Reproduction is an important factor in raising healthy sheep. The gestation period of sheep influences many sheep management decisions.
Ewes usually give birth to one or two lambs each a year. Ewe lambs are bred at five to nine months of age and a minimum of 70 to 100 pounds to successfully carry and raise lambs. Some sheep producers wait until a ewe is two years old to raise lambs to give the ewe adequate time to mature. Breeds such as the Finnsheep are known for producing more than two lambs per year.
Ewes are seasonally polyestrus. They are most fertile when the days are growing shorter, usually during the months of September, October and November. Cool weather also is correlated with ewe estrus cycles. Average ewes have an estrus cycle of 17 days. Ewes are in estrus or heat about 24 to 36 hours.
Flushing has been shown to increase the number of lambs born per ewe. Flushing involves feeding extra or more nutritious feed around the time of breeding. The ovary releases more eggs and therefore more lambs are carried to term.
If a ewe is bred, the gestation length is 148 days or about five months. The length of gestation varies slightly due to several factors. Ewes carrying male lambs usually have a slightly longer gestation than ewes carrying female lambs. Older ewes carry lambs slightly longer than younger ewes and ewes pregnant in the spring have a longer gestation than ewes pregnant in the fall. Ewes with single lambs may have a longer gestation than ewes carrying twin or triplet lambs.
Many ewes are bred in the fall and lamb in the spring. During the spring green grass for grazing may be more available than during other times of the year and the temperature is milder.

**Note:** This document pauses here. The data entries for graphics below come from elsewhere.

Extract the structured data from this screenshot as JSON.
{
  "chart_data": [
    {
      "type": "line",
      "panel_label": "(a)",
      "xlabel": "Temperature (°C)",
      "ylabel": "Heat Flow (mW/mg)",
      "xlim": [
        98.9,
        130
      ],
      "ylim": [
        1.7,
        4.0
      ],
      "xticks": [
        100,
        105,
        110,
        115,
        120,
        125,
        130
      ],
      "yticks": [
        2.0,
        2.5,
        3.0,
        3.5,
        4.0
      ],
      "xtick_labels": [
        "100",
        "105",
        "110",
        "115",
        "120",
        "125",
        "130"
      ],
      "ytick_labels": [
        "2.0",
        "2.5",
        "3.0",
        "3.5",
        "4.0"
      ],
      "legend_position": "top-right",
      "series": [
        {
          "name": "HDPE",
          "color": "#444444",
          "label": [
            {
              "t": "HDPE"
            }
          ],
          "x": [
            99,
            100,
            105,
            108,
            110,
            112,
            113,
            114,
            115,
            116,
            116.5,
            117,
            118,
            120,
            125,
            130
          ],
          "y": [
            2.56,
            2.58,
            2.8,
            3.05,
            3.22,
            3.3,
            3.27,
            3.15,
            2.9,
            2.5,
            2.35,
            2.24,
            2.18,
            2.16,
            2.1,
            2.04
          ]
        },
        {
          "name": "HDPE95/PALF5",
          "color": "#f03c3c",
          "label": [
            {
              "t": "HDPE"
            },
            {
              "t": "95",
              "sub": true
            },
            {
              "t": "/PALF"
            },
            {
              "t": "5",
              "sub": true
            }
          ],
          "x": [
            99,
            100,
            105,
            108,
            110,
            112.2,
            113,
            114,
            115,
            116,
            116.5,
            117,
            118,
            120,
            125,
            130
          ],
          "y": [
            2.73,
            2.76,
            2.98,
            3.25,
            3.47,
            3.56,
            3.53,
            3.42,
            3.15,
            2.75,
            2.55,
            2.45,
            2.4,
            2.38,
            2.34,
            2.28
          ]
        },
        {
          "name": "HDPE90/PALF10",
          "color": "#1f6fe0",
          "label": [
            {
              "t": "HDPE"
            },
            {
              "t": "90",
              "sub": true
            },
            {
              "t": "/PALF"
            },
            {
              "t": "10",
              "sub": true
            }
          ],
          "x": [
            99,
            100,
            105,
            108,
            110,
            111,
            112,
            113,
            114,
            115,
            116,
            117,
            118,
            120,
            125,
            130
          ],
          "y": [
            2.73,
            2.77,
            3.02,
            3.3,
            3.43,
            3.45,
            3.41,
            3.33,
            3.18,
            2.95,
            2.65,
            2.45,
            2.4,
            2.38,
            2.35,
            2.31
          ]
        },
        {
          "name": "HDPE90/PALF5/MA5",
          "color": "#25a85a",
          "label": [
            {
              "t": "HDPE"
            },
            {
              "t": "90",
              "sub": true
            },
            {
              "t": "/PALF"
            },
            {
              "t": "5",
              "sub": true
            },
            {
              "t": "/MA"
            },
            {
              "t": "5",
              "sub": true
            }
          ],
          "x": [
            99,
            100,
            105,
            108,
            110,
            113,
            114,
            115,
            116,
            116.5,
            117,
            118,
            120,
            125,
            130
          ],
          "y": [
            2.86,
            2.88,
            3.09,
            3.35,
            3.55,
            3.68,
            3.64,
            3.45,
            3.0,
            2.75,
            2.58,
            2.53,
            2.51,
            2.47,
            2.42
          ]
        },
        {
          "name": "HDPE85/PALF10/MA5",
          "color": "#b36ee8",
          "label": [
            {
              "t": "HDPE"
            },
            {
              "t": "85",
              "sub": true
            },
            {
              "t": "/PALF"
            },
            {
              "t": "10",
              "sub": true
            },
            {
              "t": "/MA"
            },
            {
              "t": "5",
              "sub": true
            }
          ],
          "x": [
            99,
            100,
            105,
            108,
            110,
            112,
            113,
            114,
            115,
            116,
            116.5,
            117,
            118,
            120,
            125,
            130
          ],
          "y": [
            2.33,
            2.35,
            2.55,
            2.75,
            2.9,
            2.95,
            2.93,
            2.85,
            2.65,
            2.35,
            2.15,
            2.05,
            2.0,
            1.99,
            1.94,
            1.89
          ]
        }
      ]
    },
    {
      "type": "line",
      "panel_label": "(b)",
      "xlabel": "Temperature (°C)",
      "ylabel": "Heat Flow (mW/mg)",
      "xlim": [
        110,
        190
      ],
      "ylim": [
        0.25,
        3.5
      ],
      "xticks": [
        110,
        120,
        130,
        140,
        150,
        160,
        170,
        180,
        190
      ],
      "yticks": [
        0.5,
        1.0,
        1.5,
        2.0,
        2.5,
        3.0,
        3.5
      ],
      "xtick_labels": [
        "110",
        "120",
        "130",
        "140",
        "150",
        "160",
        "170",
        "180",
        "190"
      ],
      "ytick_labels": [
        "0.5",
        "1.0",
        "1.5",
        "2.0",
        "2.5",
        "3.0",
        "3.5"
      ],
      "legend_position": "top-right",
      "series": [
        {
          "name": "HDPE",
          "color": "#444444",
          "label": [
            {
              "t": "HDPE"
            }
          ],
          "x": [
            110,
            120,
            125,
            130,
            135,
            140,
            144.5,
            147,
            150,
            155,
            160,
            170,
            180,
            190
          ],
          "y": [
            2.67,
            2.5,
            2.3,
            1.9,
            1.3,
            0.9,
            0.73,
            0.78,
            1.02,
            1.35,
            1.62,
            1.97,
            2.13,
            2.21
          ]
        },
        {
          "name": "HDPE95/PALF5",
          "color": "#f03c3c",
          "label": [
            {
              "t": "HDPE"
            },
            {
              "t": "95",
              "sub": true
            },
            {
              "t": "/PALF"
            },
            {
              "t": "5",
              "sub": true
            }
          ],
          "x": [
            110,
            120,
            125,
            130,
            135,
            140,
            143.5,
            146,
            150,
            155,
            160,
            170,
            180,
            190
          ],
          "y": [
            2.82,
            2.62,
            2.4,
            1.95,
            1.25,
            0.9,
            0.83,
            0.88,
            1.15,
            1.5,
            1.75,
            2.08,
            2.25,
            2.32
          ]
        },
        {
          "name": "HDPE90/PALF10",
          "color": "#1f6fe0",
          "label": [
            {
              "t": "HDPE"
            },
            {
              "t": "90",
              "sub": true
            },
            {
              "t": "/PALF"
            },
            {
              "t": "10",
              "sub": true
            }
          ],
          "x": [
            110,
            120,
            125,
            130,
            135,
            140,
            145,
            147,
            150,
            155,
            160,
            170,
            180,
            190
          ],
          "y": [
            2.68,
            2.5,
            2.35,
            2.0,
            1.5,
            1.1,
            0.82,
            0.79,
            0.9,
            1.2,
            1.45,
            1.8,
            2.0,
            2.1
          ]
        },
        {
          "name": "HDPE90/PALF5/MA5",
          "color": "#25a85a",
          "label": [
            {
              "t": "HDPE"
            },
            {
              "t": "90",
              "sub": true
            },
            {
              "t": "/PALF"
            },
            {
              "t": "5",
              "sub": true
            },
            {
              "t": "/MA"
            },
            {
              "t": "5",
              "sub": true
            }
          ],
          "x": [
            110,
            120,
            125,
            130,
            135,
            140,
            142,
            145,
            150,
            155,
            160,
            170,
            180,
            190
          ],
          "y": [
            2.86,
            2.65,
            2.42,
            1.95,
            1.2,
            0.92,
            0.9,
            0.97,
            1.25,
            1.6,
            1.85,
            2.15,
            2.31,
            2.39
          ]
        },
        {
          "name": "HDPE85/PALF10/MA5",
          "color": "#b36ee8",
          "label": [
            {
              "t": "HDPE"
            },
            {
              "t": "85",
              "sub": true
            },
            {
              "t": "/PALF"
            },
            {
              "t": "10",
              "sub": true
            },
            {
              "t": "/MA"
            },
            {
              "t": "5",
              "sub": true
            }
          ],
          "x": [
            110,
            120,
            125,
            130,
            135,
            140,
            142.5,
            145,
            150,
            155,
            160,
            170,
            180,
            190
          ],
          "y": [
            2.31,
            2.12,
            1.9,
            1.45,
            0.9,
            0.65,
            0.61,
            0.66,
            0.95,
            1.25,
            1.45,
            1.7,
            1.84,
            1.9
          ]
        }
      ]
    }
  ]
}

Accelerated lambing involves breeding ewes so they produce lambs more than one time per year. For example, ewes may be bred to raise three lamb crops in two years. Ewes of the Rambouillet, Dorset, Polypay and Finnsheep breeds are more successful in accelerated lambing programs than other breeds. Ewes are bred at least thirty days after lambing.
There are several methods to determine if a ewe is pregnant. Some producers attach chalk markers to the rams. When a ewe is bred, a chalk mark is placed on the ewe's back. Ultra sound may be used to determine pregnancy. The most common method of pregnancy detection is careful examination of the udder. The udder is checked for bagging (swelling) which occurs prior to lambing.
At approximately 148 days after breeding, the lambs will be born. The normal presentation of the lambs is nose and front feet first with the head up. Abnormal presentations include one or both legs back or the entire lamb backwards.
With proper management, ewes will successfully raise healthy lambs each year.